Thursday, May 21, 2009
The fundamental flaw of RvR
Keen and Green Armadillo are discussing how the new Land of the Dead content of Warhammer Online is increasing the problems with faction balance. I'd say the problem is a fundamental one, which limits the RvR approach.
Fact is that people prefer winning to losing. Another fact is that in any massively multiplayer RvR conflict, numbers play a big role: In any reasonably balanced game, the more numerous side has an obvious advantage. Now what happens is that people randomly distribute over a number of servers, and by simple statistical chance some servers have more players from one side, while on another server the other side is more numerous. On both servers the less numerous side does less well than the more numerous side. So some players switch sides on the same server, while others switch server remaining on the same side, but always leaving the losing team and joining a winning team. Or people on the losing side simply quit, while those on the winning side keep playing. Over time you get more and more servers on which one side dominates the other side.

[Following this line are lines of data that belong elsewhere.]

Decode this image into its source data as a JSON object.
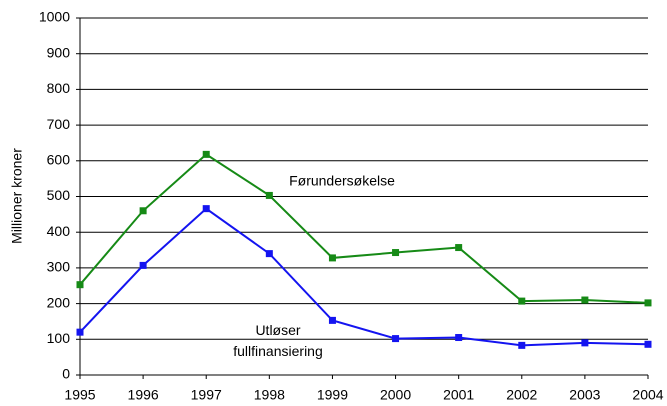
{
  "chart_data": {
    "type": "line",
    "y_label": "Millioner kroner",
    "categories": [
      "1995",
      "1996",
      "1997",
      "1998",
      "1999",
      "2000",
      "2001",
      "2002",
      "2003",
      "2004"
    ],
    "series": [
      {
        "name": "Førundersøkelse",
        "color": "#168a16",
        "values": [
          253,
          460,
          618,
          503,
          328,
          343,
          357,
          207,
          210,
          202
        ]
      },
      {
        "name": "Utløser fullfinansiering",
        "color": "#1414f0",
        "values": [
          120,
          307,
          466,
          340,
          153,
          102,
          105,
          83,
          90,
          86
        ]
      }
    ],
    "ylim": [
      0,
      1000
    ],
    "yticks": [
      0,
      100,
      200,
      300,
      400,
      500,
      600,
      700,
      800,
      900,
      1000
    ],
    "grid": true
  }
}
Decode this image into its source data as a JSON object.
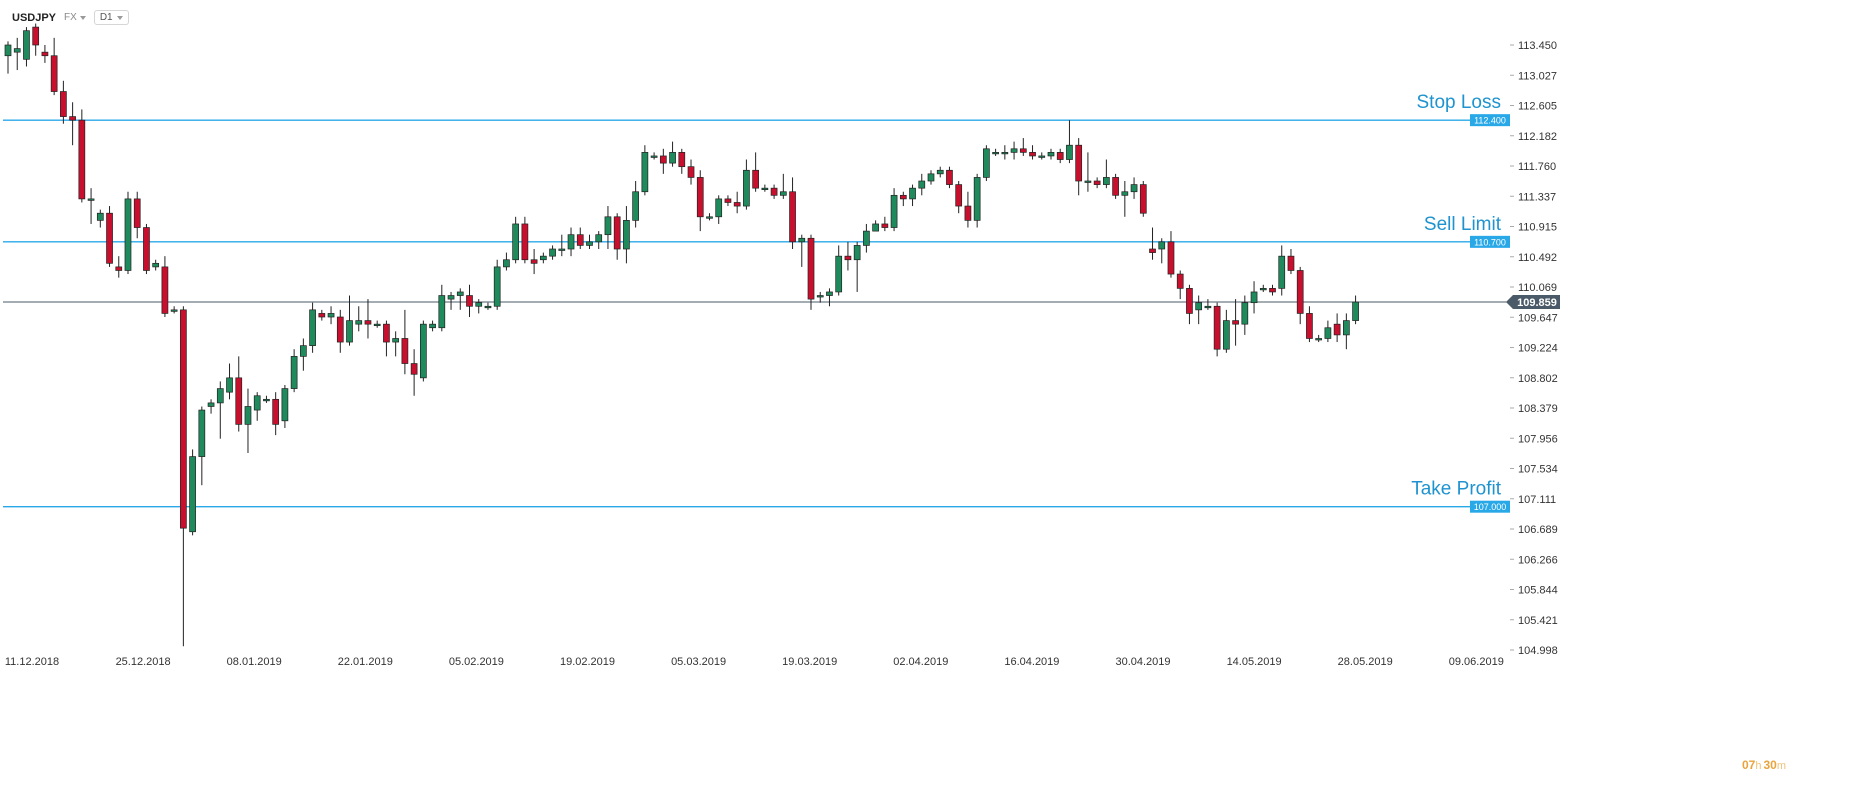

Sooner or later the winning side on each server has the other side "on farm". In Warhammer that means one side locks out the other side from their capital city frequently. And with the new Land of the Dead content it means that one side has access to the new content all the time, while the other side finds itself frequently locked out of that too. Suddenly even people who don't mind losing all that much find that being on the losing side means not having access to much game content, and either quit or join the winning side.
This is not a sustainable system. Of course Mythic can apply some band aids, like merging servers with different sides dominating. But that just delays the inevitable. A stable situation would require equal numbers of people being satisfied with winning as with losing, and that just isn't going to happen. Unlike players of chess or football, where half of the players always lose but keep playing, video game players are bad losers, because single-player games taught us the false lesson that you can always win. Unless you introduce rather strict limitations, like servers not allowing more players of one side to log on than players of the other side, RvR will never work.